J'ai regardé récemment deux films de Mike Leigh réalisés pour la BBC. Il y aura certainement des liens à faire avec ce qu'Eyquem écrit sur Mr Turner.
Ce sont des films très difficile à appréhender, qui éclairent d'une autre manière les films de Mike Leigh (Another Year et Secret and Lies) que j'ai pu voir.
Ces deux films de la BBC que j'ai regardés sont Home Sweet Home (1982) et Hard Labour (1973).
On retrouve dans ces deux films télés la manière dont ML construit ses personnages. Ainsi, Mary, Ronnie et Ken, de Another Year, semblent les cousins des postiers et de leurs femmes, de Home Sweet Home.

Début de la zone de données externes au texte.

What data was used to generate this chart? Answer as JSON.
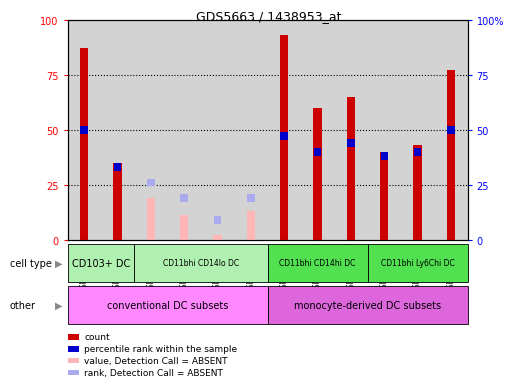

La peinture de ces gens est âpre, parfois presque animalière, non caricaturale ou typique, plutôt profonde, comme on dit d'une entaille qu'elle est profonde. Les visages, les corps, les manières, les caractères sont appuyés, tracés violemment et avec force, douloureusement, de sorte que les personnages dévient peu de leur ligne. Le temps, les maladies, les tics déforment, reforment, modèlent profondément. Il est difficile de trouver ces personnages aimables, bien sûr, ni sympa, ni rien, en fait. Ce n'est pas du tout ce qui intéresse Mike Leigh, de faire aimer ses personnages, quelle idiotie. Ce qui est sous-jacent, c'est la manière dont la vie compresse certaines personnes, réduisant leur mode d'action, leur monde, leurs possibilités. Le travail, le couple, la misère. Le personnage principal de Hard Labour, Liz Smith, quelle est-elle ? Une idiote absolue, une simple d'esprit ? Faible et incapable d'autre chose que d'accepter la violence d'autrui sans la voir même ? Ou bien un esprit simple au contraire, une croyante qui prend la vie pour ce qu'elle est et dont la placidité serait une forme d'amour ? Ni l'une ni l'autre peut-être, mais une femme usée, détruite, malade, rendue esclave par la vie, bonne pourtant mais sans arme, sans possibilité d'action, sans levier. Ou encore autre chose.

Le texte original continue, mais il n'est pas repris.